Y nosotros jubilosos por su actitud, dábamos bocados desaforados a nuestras lunas de sangre.

Empezó a oírse una una guitarra y la gente fue hacia allá. El veterinario miró con gesto despistado hacia el viejo que tocaba. A poco, una niña que había junto al viejo empezó a cantar con una voz muy aguda:

Marianita salió de paseo
y al encuentro salió un militar,
y le dijo vuelvase a su casa,
que un peligro la puede matar.

Conforme oía, el ceño del veterinario se fue frunciendo. Ya no nos hacía caso.
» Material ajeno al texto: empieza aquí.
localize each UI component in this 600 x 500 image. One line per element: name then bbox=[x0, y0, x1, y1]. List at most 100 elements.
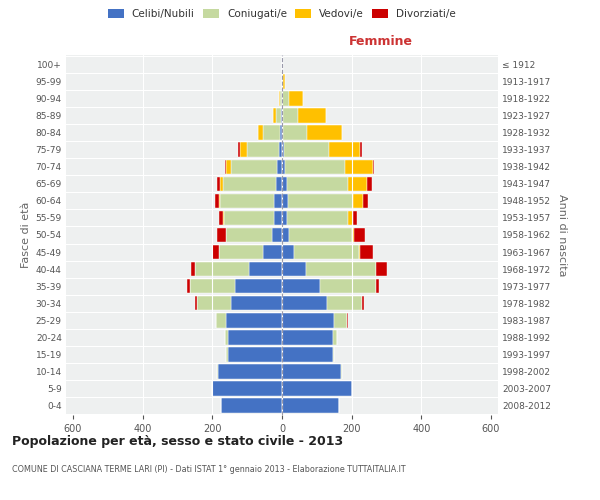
Bar bbox=[187, 279, 190, 293]
Bar bbox=[224, 330, 228, 344]
Bar bbox=[190, 279, 235, 293]
Bar bbox=[223, 210, 224, 225]
Bar bbox=[362, 296, 364, 310]
Bar bbox=[263, 245, 282, 260]
Bar bbox=[353, 210, 357, 225]
Bar bbox=[287, 176, 348, 191]
Bar bbox=[376, 262, 386, 276]
Bar bbox=[278, 142, 282, 157]
Bar bbox=[235, 279, 282, 293]
Bar bbox=[347, 313, 348, 328]
Bar bbox=[282, 210, 287, 225]
Bar bbox=[307, 126, 342, 140]
Text: Femmine: Femmine bbox=[349, 35, 413, 48]
Bar bbox=[282, 330, 332, 344]
Bar bbox=[220, 194, 274, 208]
Bar bbox=[282, 57, 283, 72]
Text: Popolazione per età, sesso e stato civile - 2013: Popolazione per età, sesso e stato civil… bbox=[12, 435, 343, 448]
Bar bbox=[348, 176, 367, 191]
Bar bbox=[240, 142, 247, 157]
Bar bbox=[217, 176, 220, 191]
Bar bbox=[376, 279, 379, 293]
Bar bbox=[228, 330, 282, 344]
Bar bbox=[282, 108, 283, 123]
Bar bbox=[363, 194, 368, 208]
Bar bbox=[288, 194, 353, 208]
Bar bbox=[332, 347, 334, 362]
Bar bbox=[282, 279, 320, 293]
Bar bbox=[263, 126, 280, 140]
Bar bbox=[289, 92, 303, 106]
Bar bbox=[191, 262, 195, 276]
Bar bbox=[218, 194, 220, 208]
Bar bbox=[283, 126, 307, 140]
Bar bbox=[220, 176, 223, 191]
Bar bbox=[282, 176, 287, 191]
Bar bbox=[276, 176, 282, 191]
Bar bbox=[282, 228, 289, 242]
Bar bbox=[282, 160, 286, 174]
Bar bbox=[298, 108, 326, 123]
Bar bbox=[282, 347, 332, 362]
Bar bbox=[218, 210, 223, 225]
Bar bbox=[232, 160, 277, 174]
Bar bbox=[341, 364, 342, 378]
Bar bbox=[276, 108, 281, 123]
Bar bbox=[289, 228, 352, 242]
Bar bbox=[257, 126, 263, 140]
Legend: Celibi/Nubili, Coniugati/e, Vedovi/e, Divorziati/e: Celibi/Nubili, Coniugati/e, Vedovi/e, Di… bbox=[104, 5, 460, 24]
Bar bbox=[217, 364, 218, 378]
Bar bbox=[307, 262, 376, 276]
Bar bbox=[359, 245, 361, 260]
Bar bbox=[282, 92, 289, 106]
Bar bbox=[282, 126, 283, 140]
Bar bbox=[329, 142, 361, 157]
Bar bbox=[224, 160, 226, 174]
Bar bbox=[327, 296, 362, 310]
Bar bbox=[216, 313, 226, 328]
Bar bbox=[215, 194, 218, 208]
Bar bbox=[287, 210, 348, 225]
Bar bbox=[226, 160, 232, 174]
Bar bbox=[373, 160, 374, 174]
Bar bbox=[348, 210, 353, 225]
Bar bbox=[282, 194, 288, 208]
Bar bbox=[294, 245, 359, 260]
Bar bbox=[282, 142, 284, 157]
Bar bbox=[274, 210, 282, 225]
Y-axis label: Anni di nascita: Anni di nascita bbox=[557, 194, 567, 276]
Bar bbox=[352, 228, 355, 242]
Bar bbox=[232, 296, 282, 310]
Bar bbox=[226, 313, 282, 328]
Bar bbox=[345, 160, 373, 174]
Bar bbox=[282, 364, 341, 378]
Bar bbox=[332, 330, 337, 344]
Bar bbox=[195, 262, 249, 276]
Bar bbox=[361, 142, 362, 157]
Bar bbox=[283, 74, 286, 88]
Bar bbox=[249, 262, 282, 276]
Bar bbox=[353, 194, 363, 208]
Bar bbox=[281, 108, 282, 123]
Bar bbox=[282, 262, 307, 276]
Bar bbox=[218, 364, 282, 378]
Bar bbox=[278, 92, 280, 106]
Bar bbox=[272, 108, 276, 123]
Bar bbox=[224, 210, 274, 225]
Bar bbox=[283, 108, 298, 123]
Bar bbox=[247, 142, 278, 157]
Bar bbox=[274, 194, 282, 208]
Bar bbox=[282, 245, 294, 260]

Marianita volvióse a su casa,
y al momento se puso a pensar
si Pedrosa la viera bordando
la bandera de la libertad…

 -¡Uf! -gritó el señor veterinario-. República, republicanos… ¡Marianita Pineda de los…!

Y se volvió hacia nosotros con gesto furibundo y me miró a mi, que era de familia republicana (estoy seguro), y dijo:

-Os aseguro niños, que como venga la República se acaba todo, hasta las sandías.

Y marchó con las manos atrás, disparado, entre la gente que se aglomeraba ante los puestos de melones, y ante el ciego y la niña.